En 1959, Camilo Ponce Enríquez dijo «(…) uno de los mayores males que ha sufrido el Ecuador ha sido el de estériles luchas entre el Ejecutivo y el Congreso. (…) la acción legislativa degenera en actos turbulentos (…) en desordenadas reuniones presididas por la demagogia [que] (…) transforman el santuario de las leyes en club de propaganda, (…) se exhiben los más negativos y lóbregos aspectos del alma humana (…)».
En 1995, Alberto Dahik denunció la relación que«(…) entre Congreso y Ejecutivo ha llevado a una permanente y creciente forma de chantaje», manifestación de la obsolescencia del Estado que impone una transformación, pero que la contra-acusación de sus adversarios ha vuelto al cauce del tratamiento inmovilista, infernal y cotidiano.
La denuncia del conflicto cuestiona la biografía del Estado, sus funciones y vínculos que se ejercen a través del toma y daca que acelera procedimientos, alcanza objetivos y engrasa los ejes de la carreta que no se quiere que suenen.
La acusatoria infidencia de Alberto Dahik señala una de las dificultades de internacionalización de las economías que también retarda tales procesos en Brasil, Bolivia, Venezuela, Panamá, México, Colombia.
Pretender frenar la corrupción con el moralismo que invoca una moral que la vida niega por estar al margen de la ética real que la historia requiere, incrementa la degradación, pone en juego prejuicios que paralizan cualquier intento de cambio. Este inmenso y multitudinario escándalo desata una morbosa neurosis colectiva: la amortiguación de los nombres, un cortejo de bienes en pecado, alucinantes decisiones inútiles, perturbados y enardecidos ánimos, en definitiva, silencios.

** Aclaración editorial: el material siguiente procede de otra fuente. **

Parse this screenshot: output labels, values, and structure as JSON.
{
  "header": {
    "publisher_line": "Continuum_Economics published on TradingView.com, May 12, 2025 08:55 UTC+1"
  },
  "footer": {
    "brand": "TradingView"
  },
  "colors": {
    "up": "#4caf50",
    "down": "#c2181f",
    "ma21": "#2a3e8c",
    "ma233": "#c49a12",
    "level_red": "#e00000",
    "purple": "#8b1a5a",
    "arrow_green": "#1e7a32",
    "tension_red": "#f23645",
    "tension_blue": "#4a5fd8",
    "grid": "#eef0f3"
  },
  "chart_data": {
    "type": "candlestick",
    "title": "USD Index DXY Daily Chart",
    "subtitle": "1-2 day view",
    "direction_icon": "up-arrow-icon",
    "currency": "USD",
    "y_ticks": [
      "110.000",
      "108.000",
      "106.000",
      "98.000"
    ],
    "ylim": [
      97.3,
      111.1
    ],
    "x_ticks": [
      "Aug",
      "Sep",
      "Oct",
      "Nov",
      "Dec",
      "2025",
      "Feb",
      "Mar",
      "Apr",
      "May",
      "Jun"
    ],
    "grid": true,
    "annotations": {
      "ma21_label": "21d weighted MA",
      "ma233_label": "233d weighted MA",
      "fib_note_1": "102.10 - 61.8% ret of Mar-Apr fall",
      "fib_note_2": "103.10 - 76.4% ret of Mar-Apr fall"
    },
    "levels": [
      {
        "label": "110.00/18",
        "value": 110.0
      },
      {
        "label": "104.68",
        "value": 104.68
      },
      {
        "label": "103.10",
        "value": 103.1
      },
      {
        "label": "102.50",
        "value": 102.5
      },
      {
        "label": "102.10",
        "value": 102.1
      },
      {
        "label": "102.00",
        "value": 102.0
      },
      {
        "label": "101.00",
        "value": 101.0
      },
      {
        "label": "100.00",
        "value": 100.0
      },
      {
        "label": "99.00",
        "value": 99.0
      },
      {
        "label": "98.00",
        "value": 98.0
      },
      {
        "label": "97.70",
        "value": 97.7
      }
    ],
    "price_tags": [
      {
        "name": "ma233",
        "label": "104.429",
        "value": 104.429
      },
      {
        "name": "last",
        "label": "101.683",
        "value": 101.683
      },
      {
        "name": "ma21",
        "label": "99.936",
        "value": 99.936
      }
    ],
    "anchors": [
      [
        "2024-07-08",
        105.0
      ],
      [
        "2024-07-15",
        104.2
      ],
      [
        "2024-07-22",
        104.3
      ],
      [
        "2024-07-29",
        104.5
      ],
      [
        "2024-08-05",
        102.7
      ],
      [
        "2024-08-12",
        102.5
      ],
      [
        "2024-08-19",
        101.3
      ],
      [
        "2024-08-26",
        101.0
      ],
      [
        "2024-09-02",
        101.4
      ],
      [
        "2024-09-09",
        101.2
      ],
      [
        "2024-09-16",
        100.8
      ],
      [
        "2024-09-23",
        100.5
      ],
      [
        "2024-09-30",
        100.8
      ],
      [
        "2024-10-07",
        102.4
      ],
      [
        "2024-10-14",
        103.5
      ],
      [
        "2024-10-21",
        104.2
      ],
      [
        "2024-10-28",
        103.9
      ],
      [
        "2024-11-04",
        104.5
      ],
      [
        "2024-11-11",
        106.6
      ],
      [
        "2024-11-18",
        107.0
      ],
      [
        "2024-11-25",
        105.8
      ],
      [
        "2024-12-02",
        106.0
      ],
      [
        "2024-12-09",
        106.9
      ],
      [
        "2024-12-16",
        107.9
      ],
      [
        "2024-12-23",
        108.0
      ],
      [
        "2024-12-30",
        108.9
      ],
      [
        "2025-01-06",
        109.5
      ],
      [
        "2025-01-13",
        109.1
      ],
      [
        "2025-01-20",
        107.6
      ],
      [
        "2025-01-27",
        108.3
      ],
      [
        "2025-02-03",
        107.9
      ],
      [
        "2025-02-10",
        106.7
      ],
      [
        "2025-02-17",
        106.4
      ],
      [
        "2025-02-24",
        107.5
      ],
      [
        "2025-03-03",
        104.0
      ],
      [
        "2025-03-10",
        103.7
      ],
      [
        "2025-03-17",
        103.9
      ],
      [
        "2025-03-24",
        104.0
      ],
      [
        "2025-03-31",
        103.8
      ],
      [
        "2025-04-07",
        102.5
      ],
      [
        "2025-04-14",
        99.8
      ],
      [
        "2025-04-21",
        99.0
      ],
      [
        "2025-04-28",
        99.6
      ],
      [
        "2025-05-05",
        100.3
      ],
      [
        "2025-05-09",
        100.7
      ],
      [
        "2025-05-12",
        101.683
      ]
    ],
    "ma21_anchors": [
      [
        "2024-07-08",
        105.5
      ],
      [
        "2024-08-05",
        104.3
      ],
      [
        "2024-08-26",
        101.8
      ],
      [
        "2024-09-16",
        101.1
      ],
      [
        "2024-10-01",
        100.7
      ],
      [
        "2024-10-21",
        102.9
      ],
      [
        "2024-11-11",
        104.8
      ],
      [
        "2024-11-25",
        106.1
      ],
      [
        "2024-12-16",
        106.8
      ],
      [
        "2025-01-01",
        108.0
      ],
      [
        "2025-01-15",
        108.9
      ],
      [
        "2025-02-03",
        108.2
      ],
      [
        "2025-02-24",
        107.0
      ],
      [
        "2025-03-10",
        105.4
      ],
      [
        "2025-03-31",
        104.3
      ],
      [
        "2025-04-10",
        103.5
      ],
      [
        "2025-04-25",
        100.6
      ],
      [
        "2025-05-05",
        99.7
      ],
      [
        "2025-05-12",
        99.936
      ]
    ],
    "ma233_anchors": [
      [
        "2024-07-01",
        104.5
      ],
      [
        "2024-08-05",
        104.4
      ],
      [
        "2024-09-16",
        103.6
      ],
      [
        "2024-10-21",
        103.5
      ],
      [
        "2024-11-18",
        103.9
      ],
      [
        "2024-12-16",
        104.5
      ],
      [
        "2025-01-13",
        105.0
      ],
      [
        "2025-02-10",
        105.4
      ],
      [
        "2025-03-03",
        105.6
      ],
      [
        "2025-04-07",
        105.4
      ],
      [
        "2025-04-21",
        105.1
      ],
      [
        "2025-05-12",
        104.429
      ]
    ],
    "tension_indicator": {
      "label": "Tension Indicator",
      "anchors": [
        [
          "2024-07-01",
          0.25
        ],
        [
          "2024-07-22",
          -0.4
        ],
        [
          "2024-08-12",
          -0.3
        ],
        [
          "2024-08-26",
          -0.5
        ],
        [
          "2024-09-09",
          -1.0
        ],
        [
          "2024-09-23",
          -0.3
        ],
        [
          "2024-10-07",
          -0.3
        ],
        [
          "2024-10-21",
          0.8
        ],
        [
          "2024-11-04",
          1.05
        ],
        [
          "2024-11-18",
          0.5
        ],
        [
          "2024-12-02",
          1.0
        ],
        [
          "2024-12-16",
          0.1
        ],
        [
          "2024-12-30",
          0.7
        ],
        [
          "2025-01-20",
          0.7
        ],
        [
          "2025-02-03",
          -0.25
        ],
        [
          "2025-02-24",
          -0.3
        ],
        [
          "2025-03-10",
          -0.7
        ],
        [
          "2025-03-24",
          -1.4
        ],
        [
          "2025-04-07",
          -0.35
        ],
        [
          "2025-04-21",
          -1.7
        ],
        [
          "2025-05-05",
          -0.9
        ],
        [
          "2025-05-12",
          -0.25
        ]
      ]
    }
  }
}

El infierno es la combustión de la corrupción suprema. Acusados, sentenciados y falsos inocentes alimentan ese fuego, no para la purificación, sino para la quema diabólica que eterniza la incandescencia del pecado.
Atacar el delito o las bases que lo generan supone crear protecciones para quienes denuncian, aunque hayan participado en él. Si los denunciantes prueban sus acusaciones, deben ser amnistiados. De no ser así, el contra-ataque neutraliza la intención. Una montaña de enjuiciamientos anula su significado, se activan los perseguidos-perseguidores que generalmente han pasado ya la terrible prueba de caer en la tentación que la propaganda perdona y olvida hasta llegar a convertirlos en adalides de la confianza social.
El juicio le ofrecería al Vicepresidente una tribuna para convencer de los cambios que requieren las funciones del Estado. Si no es así, será una tribuna electoral más, y ocasión para la fúnebre marcha política de sus contra acusadores.
El proceso de globalización de la economía gesta otra moral. La corrupción que impugna es la de los recursos fáciles que no se consagran a la acumulación. No se trata de la terrible crueldad de la acumulación originaria del capital. Se condena el uso no rentable de recursos súbitos, ajenos a la actividad económica, tal como el hobby del olor del estiércol en las caballerizas. Esto resulta inaceptable al Vicepresidente de la República. No, el hobby de «la aviación que penetra en la pureza del infinito» que genera renta, beneficio o interés, en una palabra, ganancia.
La denuncia se convierte en advertencia que estimula el tránsito hacia otra etapa donde la corrupción deja de ser tal, gracias al blanqueo de riquezas por la inversión adecuada y el pago de tributos.
La palabra corrupción ha alcanzado el cenit de la publicidad y con ella su práctica y alguna precisión del problema. La valoración ética de los recursos rápidos hoy no se define esencialmente por la fuente, sino por su destino: los placeres parasitarios o los placeres rentables.